Wenn man zweihundert Jahre Avantgardekunst entsprechend dieser Prüfprozedur durchgeht, kann man vor den Leistungen der jüngsten Epoche westlicher Modernität nur staunen. Es gelang ihr die vergegenwärtigende Rückerfindung der größeren Zahl unserer kulturellen Vergangenheiten - zur Nutzung als Zukunftsressource präsentiert in unzähligen Museen und Archiven. Darin zeigt sich eine sinnvolle Begründung für den behaupteten Fortschritt durch Modernität: Je mehr Vergangenheiten in einer Gegenwart durch Rückerfindungen präsent gehalten werden, desto zukunftsfähiger sind die Gegenwarten.
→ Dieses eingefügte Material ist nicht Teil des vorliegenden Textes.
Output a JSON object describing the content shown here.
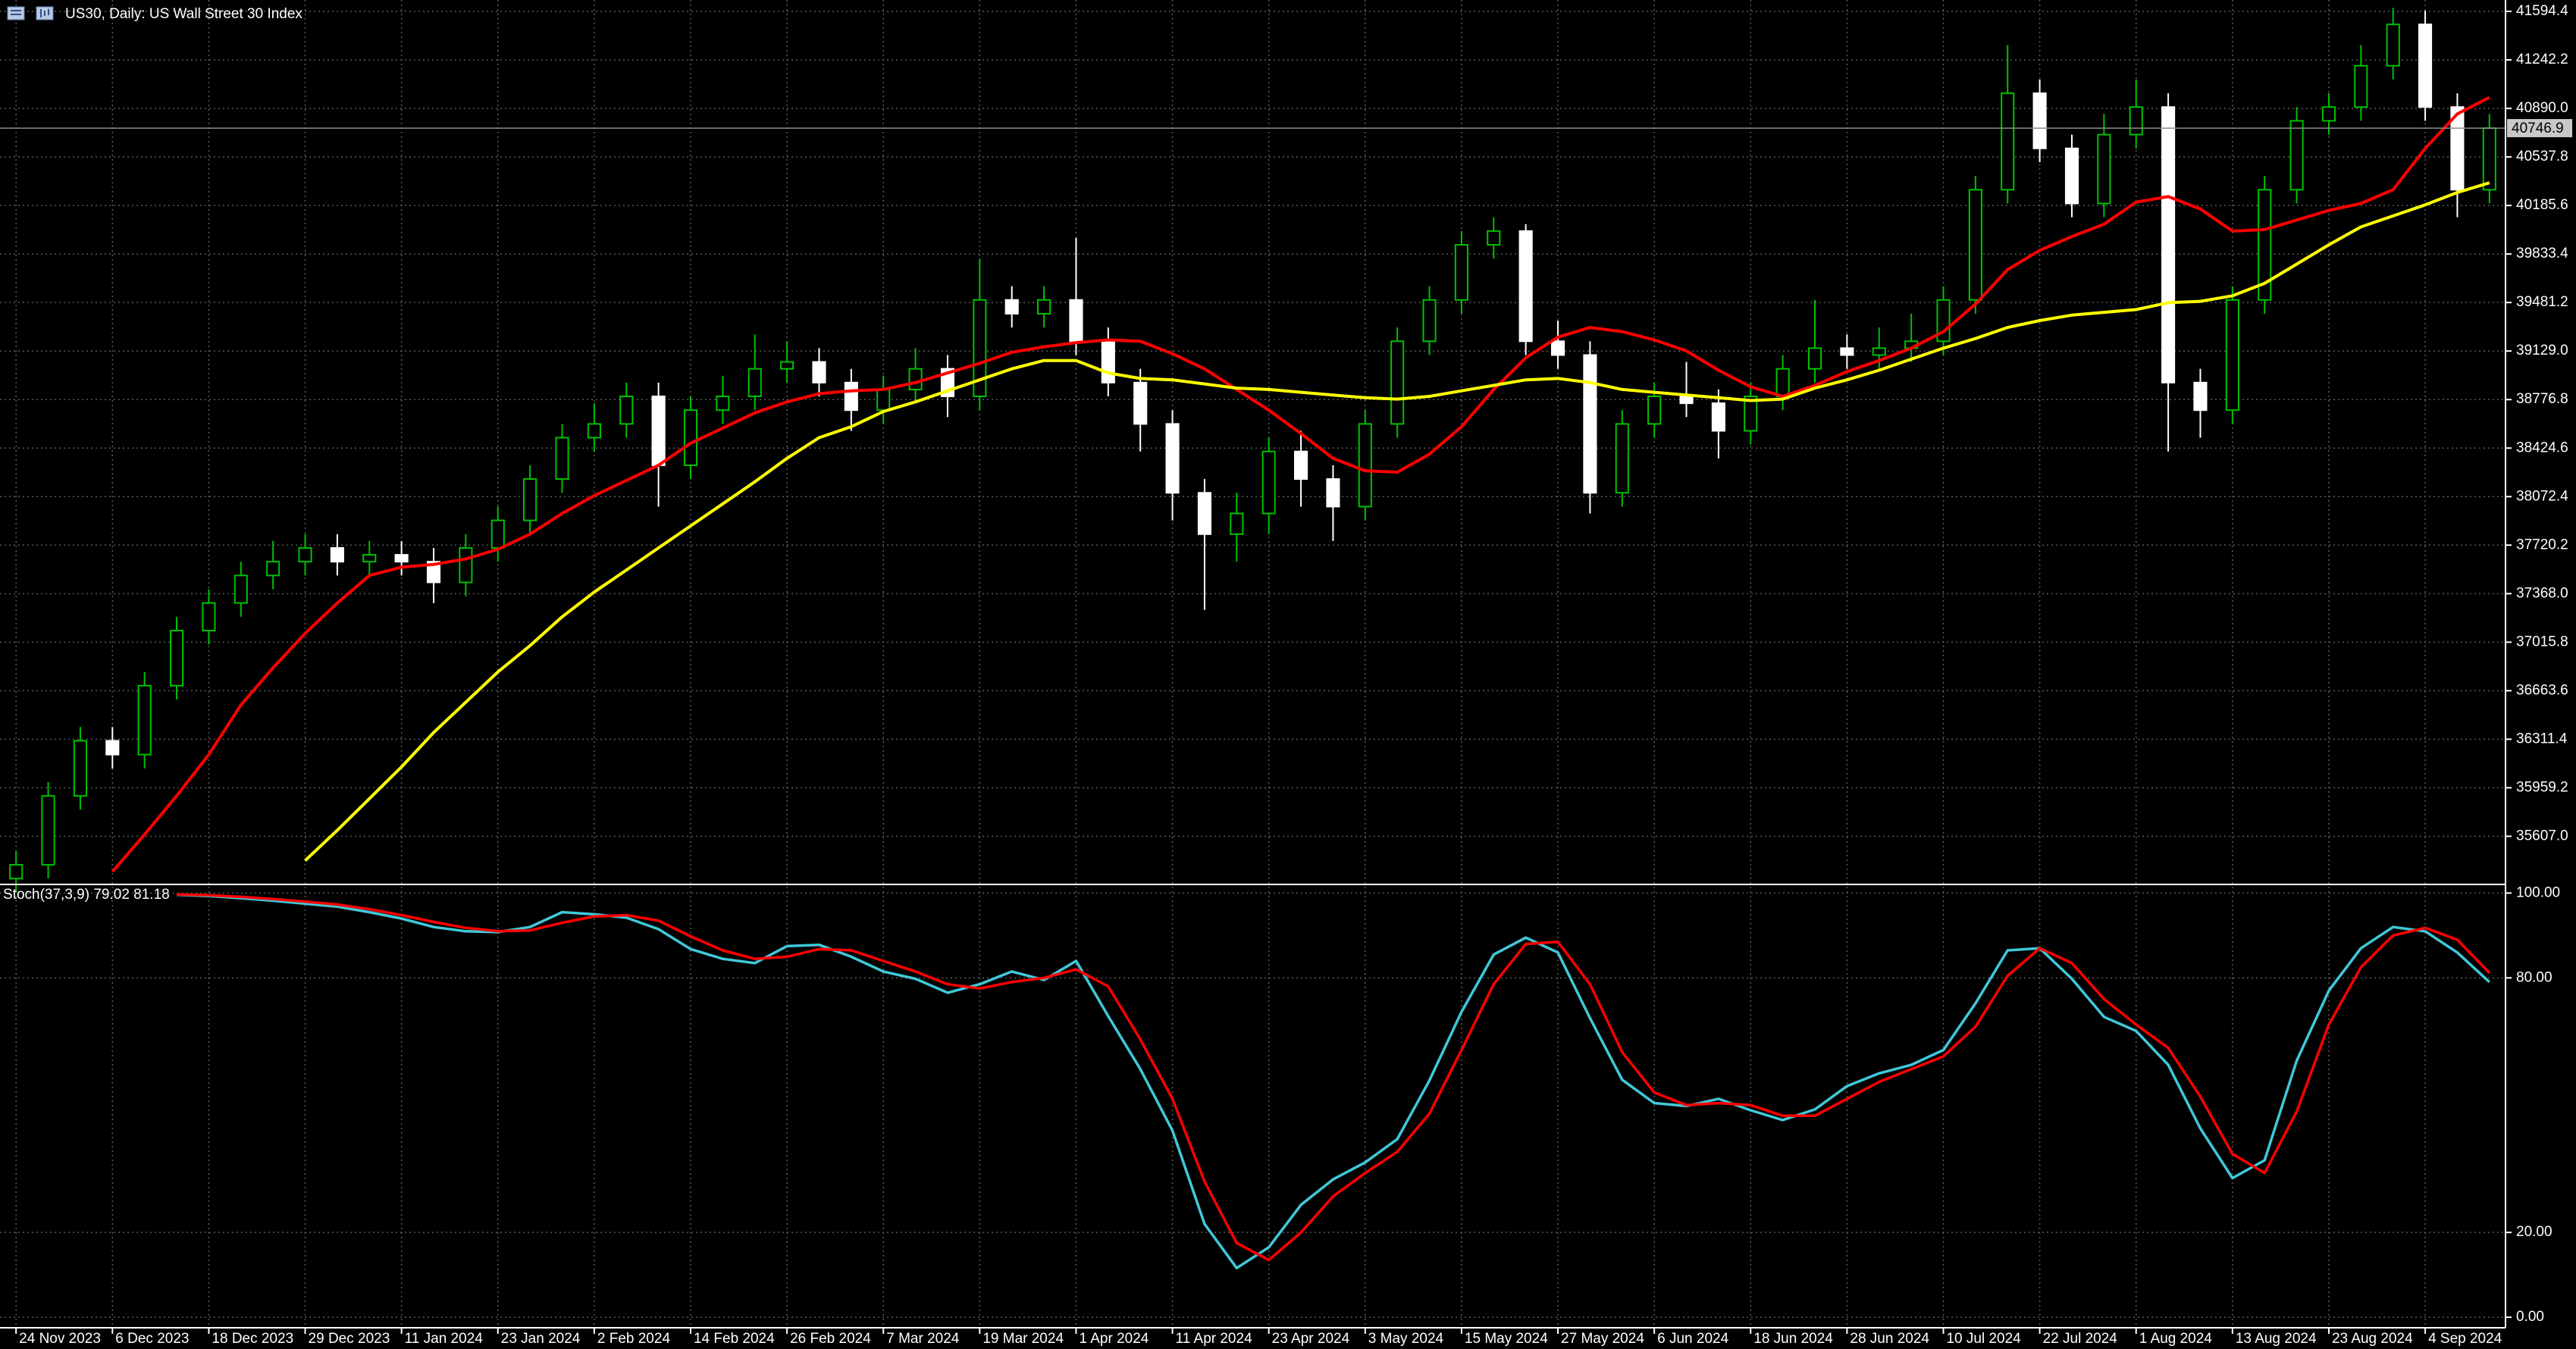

Dabei kam dem seit dem 14. Jahrhundert entfalteten Prinzip der Kunst, dass Künstlerindividuen durch ihre Arbeitshypothesen zu Autoritäten werden, die entscheidende Bedeutung zu, weil sich diese Autorität bald auch auf Staatengründer, Wissenschaftler und Erzieher übertrug. Leonardo, Heinrich der Seefahrer, Luther, Descartes, Newton, Rousseau, Pestalozzi, Burke, Montesquieu, James Watt, Napoleon, Proudhon oder Karl Marx wurden zu solchen Autoritäten durch Autorschaft, wie sie seit Dantes, Giottos und Petrarcas Werkschaffen entwickelt worden war. Wer diese lebendige Geschäftigkeit des Entwerfens und Erprobens von Arbeitshypothesen, von Versuch und Irrtum, von Experiment und Falsifikation beobachtet, versteht, dass Aussagenautorität durch Autorschaft die Aussagenautorität durch Kollektivbeglaubigung, wie sie Herrscher, Bischöfe, Standesvertreter oder Bürgermeister abgaben, schon rein zahlenmäßig haushoch überbieten.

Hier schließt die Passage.